MIDEAST: The US Secretary of State, Mr Colin Powell, told the Palestinian Authority Prime Minister, Mr Mahmoud Abbas, yesterday that reaching a short-term ceasefire with Hamas was insufficient and that he had to confront the Islamic extremists and ensure that they were no longer able to carry out acts of terrorism.
"Violence and terror is not the way to build a state," Mr Powell declared. The Palestinian Authority had to go beyond "having a ceasefire . . . to end violence and the capacity for violence".
Mr Powell, who held a day of talks with Israeli and Palestinian leaders, set out the uncompromising American attitude to Hamas precisely as a Hamas gunman killed an Israeli motorist on a West Bank road near Ramallah. The victim's wife was injured in the shooting incident, as were two elderly relatives also in the car, American citizens who were in Israel to visit their family.
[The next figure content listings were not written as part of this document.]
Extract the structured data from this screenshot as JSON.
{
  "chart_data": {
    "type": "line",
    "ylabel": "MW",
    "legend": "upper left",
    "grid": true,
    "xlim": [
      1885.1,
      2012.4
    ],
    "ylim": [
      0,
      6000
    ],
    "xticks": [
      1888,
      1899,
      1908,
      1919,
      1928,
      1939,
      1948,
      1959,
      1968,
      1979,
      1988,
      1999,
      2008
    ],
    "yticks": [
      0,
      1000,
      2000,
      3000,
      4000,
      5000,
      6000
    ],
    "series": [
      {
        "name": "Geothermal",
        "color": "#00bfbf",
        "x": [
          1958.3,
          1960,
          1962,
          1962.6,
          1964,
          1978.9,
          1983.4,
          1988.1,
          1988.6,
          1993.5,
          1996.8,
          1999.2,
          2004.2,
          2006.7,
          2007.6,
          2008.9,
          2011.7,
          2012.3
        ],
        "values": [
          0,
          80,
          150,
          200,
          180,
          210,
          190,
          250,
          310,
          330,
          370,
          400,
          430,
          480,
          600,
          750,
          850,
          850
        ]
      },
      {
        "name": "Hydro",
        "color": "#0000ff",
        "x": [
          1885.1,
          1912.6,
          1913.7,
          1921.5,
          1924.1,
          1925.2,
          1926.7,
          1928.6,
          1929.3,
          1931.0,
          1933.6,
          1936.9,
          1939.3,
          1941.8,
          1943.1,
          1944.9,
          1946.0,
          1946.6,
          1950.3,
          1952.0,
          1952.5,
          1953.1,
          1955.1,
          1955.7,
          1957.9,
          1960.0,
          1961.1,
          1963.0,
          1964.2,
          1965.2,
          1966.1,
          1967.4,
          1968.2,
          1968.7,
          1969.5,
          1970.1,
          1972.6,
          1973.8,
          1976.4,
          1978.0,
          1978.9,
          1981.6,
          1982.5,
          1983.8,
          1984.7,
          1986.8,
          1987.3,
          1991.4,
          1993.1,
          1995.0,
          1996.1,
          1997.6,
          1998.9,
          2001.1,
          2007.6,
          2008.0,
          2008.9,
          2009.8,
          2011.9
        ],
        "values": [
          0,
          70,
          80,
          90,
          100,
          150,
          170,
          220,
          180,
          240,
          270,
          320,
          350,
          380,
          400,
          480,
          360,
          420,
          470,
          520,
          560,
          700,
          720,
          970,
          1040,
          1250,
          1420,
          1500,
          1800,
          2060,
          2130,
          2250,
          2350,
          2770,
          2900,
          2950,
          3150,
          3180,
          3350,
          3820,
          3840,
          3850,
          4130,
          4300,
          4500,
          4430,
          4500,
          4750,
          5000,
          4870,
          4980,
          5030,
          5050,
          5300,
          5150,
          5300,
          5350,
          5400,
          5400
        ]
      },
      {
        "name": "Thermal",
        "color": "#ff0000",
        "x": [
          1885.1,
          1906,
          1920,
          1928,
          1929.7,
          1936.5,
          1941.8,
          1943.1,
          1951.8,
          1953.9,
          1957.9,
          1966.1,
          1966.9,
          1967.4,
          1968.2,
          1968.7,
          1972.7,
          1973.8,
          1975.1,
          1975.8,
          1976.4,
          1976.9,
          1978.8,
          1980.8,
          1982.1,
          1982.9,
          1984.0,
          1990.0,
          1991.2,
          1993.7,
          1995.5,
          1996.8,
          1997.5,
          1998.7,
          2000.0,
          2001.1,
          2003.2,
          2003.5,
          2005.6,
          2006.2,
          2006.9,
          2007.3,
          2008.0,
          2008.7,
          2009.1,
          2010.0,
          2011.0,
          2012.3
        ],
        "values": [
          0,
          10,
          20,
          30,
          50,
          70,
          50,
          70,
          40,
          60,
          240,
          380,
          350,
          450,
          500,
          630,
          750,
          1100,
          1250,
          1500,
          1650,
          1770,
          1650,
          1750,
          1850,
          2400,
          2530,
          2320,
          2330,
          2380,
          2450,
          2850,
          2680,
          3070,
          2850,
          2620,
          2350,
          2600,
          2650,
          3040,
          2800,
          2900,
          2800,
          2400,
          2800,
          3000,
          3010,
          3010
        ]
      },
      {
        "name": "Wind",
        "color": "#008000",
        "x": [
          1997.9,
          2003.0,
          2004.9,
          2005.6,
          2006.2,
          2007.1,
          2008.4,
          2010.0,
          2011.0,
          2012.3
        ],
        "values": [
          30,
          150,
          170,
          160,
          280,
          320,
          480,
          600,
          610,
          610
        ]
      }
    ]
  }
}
Some 30 Israelis have been killed since the Aqaba peace summit two weeks ago, most of them in attacks carried out by Hamas.
Close to 40 Palestinians have died in the same period, four of them in the course of attacks on Israeli targets, many others civilians hit in Israeli assassination strikes against alleged Hamas leaders.
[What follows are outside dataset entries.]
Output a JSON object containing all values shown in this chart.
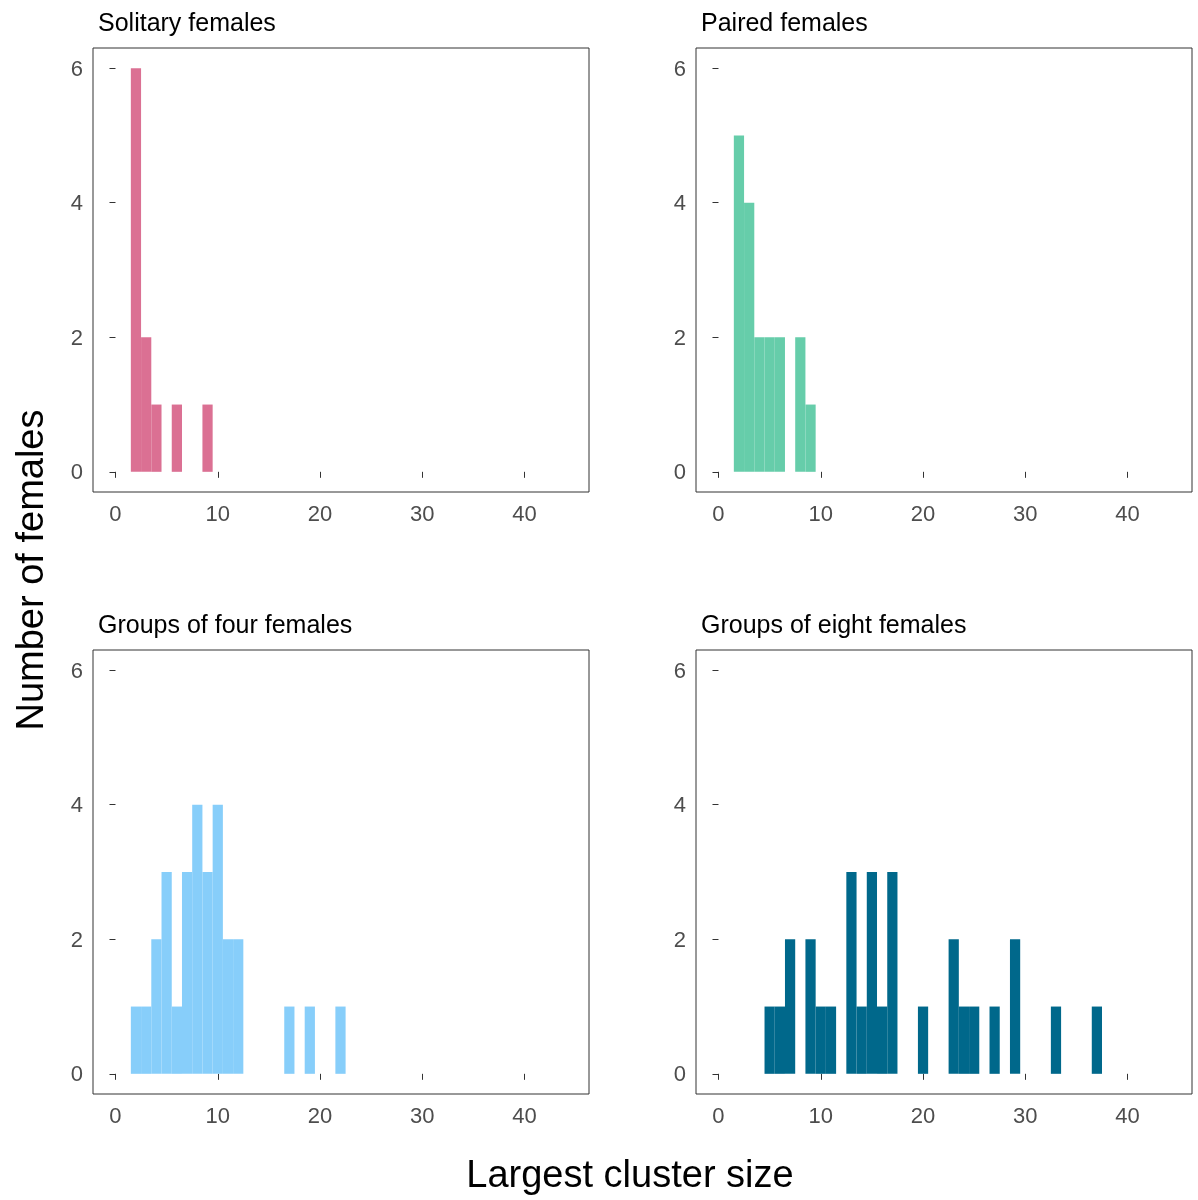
{
  "chart_data": [
    {
      "type": "histogram",
      "title": "Solitary females",
      "ylabel": "Number of females",
      "bins": [
        1.5,
        2.5,
        3.5,
        4.5,
        5.5,
        6.5,
        7.5,
        8.5,
        9.5
      ],
      "values": [
        6,
        2,
        1,
        0,
        1,
        0,
        0,
        1
      ],
      "color": "#db7093",
      "xlim": [
        -2.2,
        46.3
      ],
      "ylim": [
        -0.3,
        6.3
      ],
      "xticks": [
        0,
        10,
        20,
        30,
        40
      ],
      "yticks": [
        0,
        2,
        4,
        6
      ],
      "grid": false
    },
    {
      "type": "histogram",
      "title": "Paired females",
      "bins": [
        1.5,
        2.5,
        3.5,
        4.5,
        5.5,
        6.5,
        7.5,
        8.5,
        9.5
      ],
      "values": [
        5,
        4,
        2,
        2,
        2,
        0,
        2,
        1
      ],
      "color": "#66cdaa",
      "xlim": [
        -2.2,
        46.3
      ],
      "ylim": [
        -0.3,
        6.3
      ],
      "xticks": [
        0,
        10,
        20,
        30,
        40
      ],
      "yticks": [
        0,
        2,
        4,
        6
      ],
      "grid": false
    },
    {
      "type": "histogram",
      "title": "Groups of four females",
      "xlabel": "Largest cluster size",
      "bins": [
        1.5,
        2.5,
        3.5,
        4.5,
        5.5,
        6.5,
        7.5,
        8.5,
        9.5,
        10.5,
        11.5,
        12.5,
        13.5,
        14.5,
        15.5,
        16.5,
        17.5,
        18.5,
        19.5,
        20.5,
        21.5,
        22.5
      ],
      "values": [
        1,
        1,
        2,
        3,
        1,
        3,
        4,
        3,
        4,
        2,
        2,
        0,
        0,
        0,
        0,
        1,
        0,
        1,
        0,
        0,
        1
      ],
      "color": "#87cefa",
      "xlim": [
        -2.2,
        46.3
      ],
      "ylim": [
        -0.3,
        6.3
      ],
      "xticks": [
        0,
        10,
        20,
        30,
        40
      ],
      "yticks": [
        0,
        2,
        4,
        6
      ],
      "grid": false
    },
    {
      "type": "histogram",
      "title": "Groups of eight females",
      "bins": [
        4.5,
        5.5,
        6.5,
        7.5,
        8.5,
        9.5,
        10.5,
        11.5,
        12.5,
        13.5,
        14.5,
        15.5,
        16.5,
        17.5,
        18.5,
        19.5,
        20.5,
        21.5,
        22.5,
        23.5,
        24.5,
        25.5,
        26.5,
        27.5,
        28.5,
        29.5,
        30.5,
        31.5,
        32.5,
        33.5,
        34.5,
        35.5,
        36.5,
        37.5
      ],
      "values": [
        1,
        1,
        2,
        0,
        2,
        1,
        1,
        0,
        3,
        1,
        3,
        1,
        3,
        0,
        0,
        1,
        0,
        0,
        2,
        1,
        1,
        0,
        1,
        0,
        2,
        0,
        0,
        0,
        1,
        0,
        0,
        0,
        1
      ],
      "color": "#00688b",
      "xlim": [
        -2.2,
        46.3
      ],
      "ylim": [
        -0.3,
        6.3
      ],
      "xticks": [
        0,
        10,
        20,
        30,
        40
      ],
      "yticks": [
        0,
        2,
        4,
        6
      ],
      "grid": false
    }
  ]
}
Mr Powell's day of diplomacy was designed to try to salvage the US and European "road map" process to Palestinian statehood in the light of this upsurge in violence. But while he urged the two sides to move as rapidly as they could to seize what he perceived as an opportunity for progress, the statements by Mr Abbas and the Israeli Prime Minister, Mr Ariel Sharon, offered little scope for optimism.
Mr Abbas intimated that he had no intention of using force against any extremist Palestinian factions, insisting instead that the ceasefire negotiations would soon bear fruit and bring a complete end to attacks on Israelis.
Israel, said Mr Abbas, had to dismantle Jewish settlements, end its demolition of Palestinian homes, lift curfew and closure measures and cancel the ongoing siege around the Ramallah headquarters of Mr Yasser Arafat. In short, said Mr Abbas, Israel had to "change itself from an enemy into a partner".
Mr Sharon, for his part, emphasised that there would be no diplomatic progress whatsoever until Mr Abbas confronted the gunmen and bombers. "As long as terror continues, as long as violence continues, as long as this terrible incitement continues, there will be no progress," he said flatly. "There will be no peace with terror."
And while Mr Powell urged Israel to confine assassinations to genuine cases of intercepting bombers on their way to carry out an attack, rather than going "beyond that to individuals or situations where it might not be a ticking bomb", he was broadly supportive of Mr Sharon's policies.
The way forward now, said Mr Powell, was for Mr Abbas to begin to "retake" security responsibility from Israel in the Gaza Strip and the West Bank town of Bethlehem so that ordinary Palestinians would gradually gain "confidence" that groups such as Hamas "don't have the answer".
Underlining the Israeli-Palestinian dialogue of the deaf, Mr Sharon promptly said he was ready to transfer that responsibility, as soon as Mr Abbas had the security apparatus in place to accept it, while Mr Abbas urged Israel to pull back without delay.
Mr Powell branded Hamas the "enemy of peace" and declared that as long as it retained its "commitment to terror and violence and a desire to destroy the state of Israel, I think this is a problem we have to deal with in its entirety".